If you are going through the Sitecore log of your installation, you may have noticed some log entries reporting of exceeded thresholds. The message looks something like this:
2188 20:59:06 WARN Timing threshold exceeded for web page. Milliseconds: 38622,88. Threshold: 1000. Page URL: /Default.aspx
These are very common, but should not appear in larger numbers, as this might mean that you have some performing issues.
This article describes why they appear and how to troubleshoot them.
What is the threshold exceeds?
There are three different thresholds in Sitecore: The timing, memory and item thresholds. They all work by using a counter. The counter is initialized when an end user requests a page by entering a URL. More specific the counter is initialized in the httpRequestBegin pipeline in the StartMeasurement processor. When the request ends, the counter is measured and if the number exceeds a threshold set in the web.config, it is logged in the Sitecore log. The log entry includes an indication of what type of exceed it is (time, memory or item), how much the counter value is, the threshold and the URL which were requested.
The timing threshold
The timing threshold indicates if a request takes too long. A timer is started upon request and when the request ends, the time is measured. By default the threshold is set to 1000ms which corresponds to 1 second. So when you see a log entry like this:
2188 20:59:06 WARN Timing threshold exceeded for web page. Milliseconds: 38622,88. Threshold: 1000. Page URL: /Default.aspx
It indicates that someone has requested the URL /default.aspx and Sitecore spent over 38 seconds processing the request. As a system administrator I know this sounds a bit alarming, and it may be. In this incident I know it is because the .Net process restarted.
What you need to be aware of, is that the timer is not CPU time, but total time for the request. This means that the reason for the long response time, may be caused by other things than the request itself. So you cannot use a single entry to point out anything. What you can do however, is getting statistics over timing threshold exceeds. By parsing the log you should be able to identify if a certain URL repeatedly results in an exceed. If this is the case, the page requested may have a performance issue.
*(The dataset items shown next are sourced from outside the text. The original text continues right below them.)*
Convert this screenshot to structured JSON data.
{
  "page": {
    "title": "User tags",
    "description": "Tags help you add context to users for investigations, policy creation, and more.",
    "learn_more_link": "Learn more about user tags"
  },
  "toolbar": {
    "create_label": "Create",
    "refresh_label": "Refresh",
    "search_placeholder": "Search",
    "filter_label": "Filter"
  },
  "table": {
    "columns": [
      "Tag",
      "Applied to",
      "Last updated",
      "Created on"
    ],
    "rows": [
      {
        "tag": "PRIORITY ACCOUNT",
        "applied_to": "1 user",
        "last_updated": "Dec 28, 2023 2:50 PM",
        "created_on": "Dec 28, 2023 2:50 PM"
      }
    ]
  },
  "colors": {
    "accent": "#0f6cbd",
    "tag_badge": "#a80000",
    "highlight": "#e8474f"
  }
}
Timing threshold exceeds can be caused by a lot of things. Generally you need to consider if threshold exceeds are revolving around a single or few URL’s or if it is spread out on a lot of URL’s. If the entries report the same URL a lot, this often mean that you have a rendering or sublayout on the page, which has some bad performing logic. If the URL’s are spread out it could be that you’re servers aren’t able to keep up with requests or you’re network between your SQL server and web server may be having problems. It could be a lot of things, but it is probably more of a general performance issue.
The memory threshold
The memory threshold works similar to the timing threshold. When a request is handled by Sitecore the StartMeasurement processor looks at the total amount of memory currently allocated. When the request ends the delta in total memory allocated is measured. If the delta is larger than the threshold specified in the web.config, it is reported with a log entry like this:
2188 20:59:06 WARN Memory threshold exceeded for web page. Memory used: 21399KB. Threshold: 10000KB. Page URL: /Default.aspx
This entry says that more than 21mb of memory has been allocated during the time this request has taken.
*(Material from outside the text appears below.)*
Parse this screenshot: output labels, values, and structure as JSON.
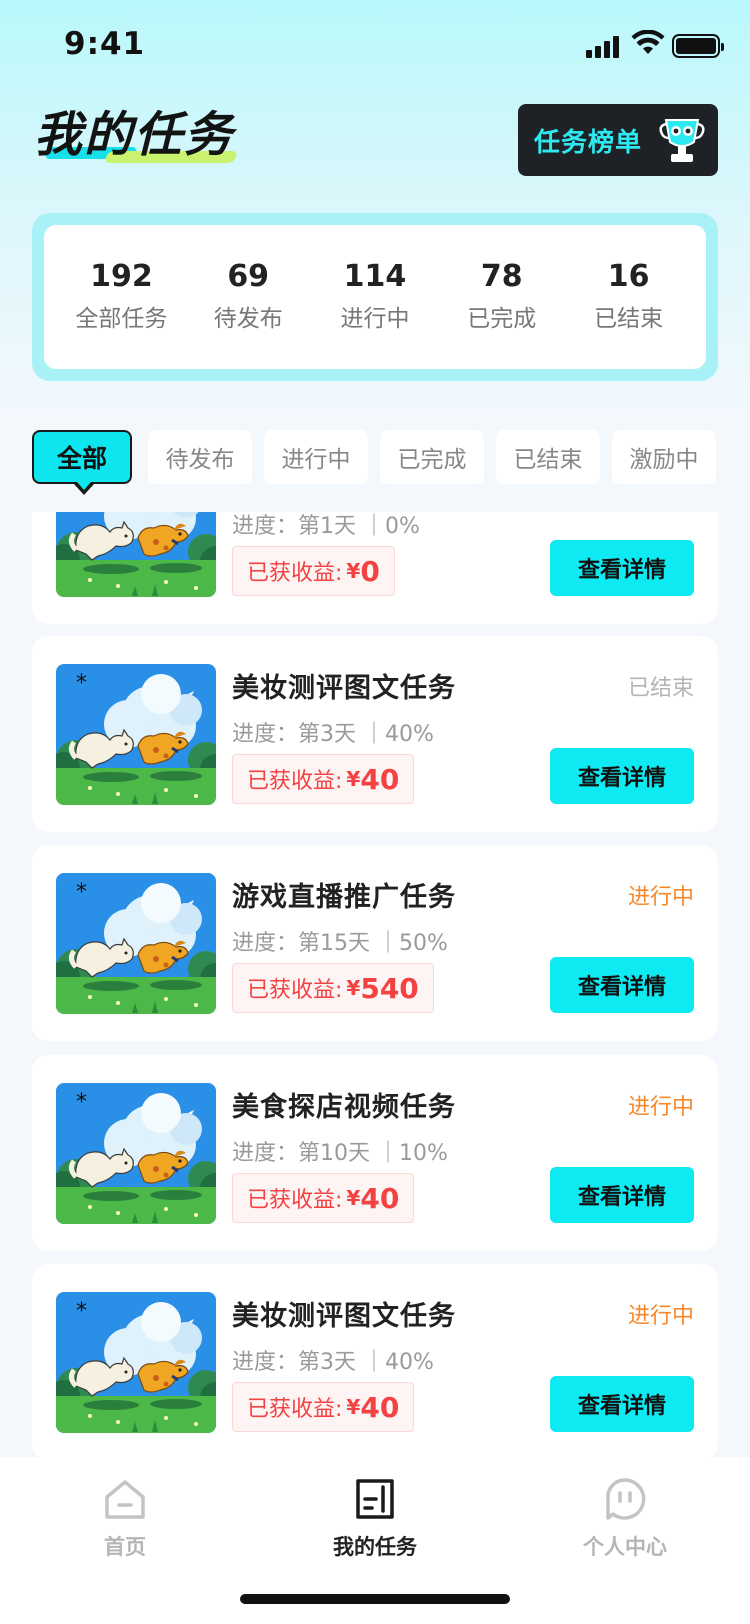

Again you need to be careful how you interpret this information. First of all you can’t be sure that it is the given request, which allocated the memory. Also the longer the request has taken, the longer is the period for measuring the delta and hence more natural with the increase. The cause of the memory exceed is therefore difficult to determine and I would generally recommend using the standard .net performance counters instead.
The item threshold
The item threshold is probably the most important counter, as it gives some really good indications of what is slowing your site down. You can’t find this type of information in any other .net debugging tool. The counter works by initiating a counter in the beginning of the request, indicating how many items in Sitecore has been accessed during the period of the request.
In the same way as the other counters it works globally and isn’t bound to the single request. So you can’t use a single log entry to analyze anything. Instead you should draw statistics and you will probably see a clear indication which pages iterates over a large amount of items. This is usually the number 1 reason, why a site won’t perform. So if you see a lot of log entries looking like this:
2912 21:10:28 WARN Item threshold exceeded for web page. Items accessed: 2633. Threshold: 1000. Page URL: /Default.aspx
It is probably caused by a rendering using a //item or descendant or similar. This can completely kill the performance of your site, and should be handled. The solution is often to use an index rather then iterating over a complete tree of items.
Should I adjust the default thresholds?
Often when I visit a client with performance problems, they have either increased the thresholds dramatically or completely removed them. They claim that the massive amount of log entries was slowing down the site a lot. Now this is a really bad argument. Not only is it fixing the symptoms and not the problem, you also disable a future consultant from using the information for debugging. My experiences are that the default threshold values are very accurate. If you see too many entries, it is probably because, you have a rendering or sublayout which isn’t performing well enough for production. So my advice is… Don’t adjust the settings.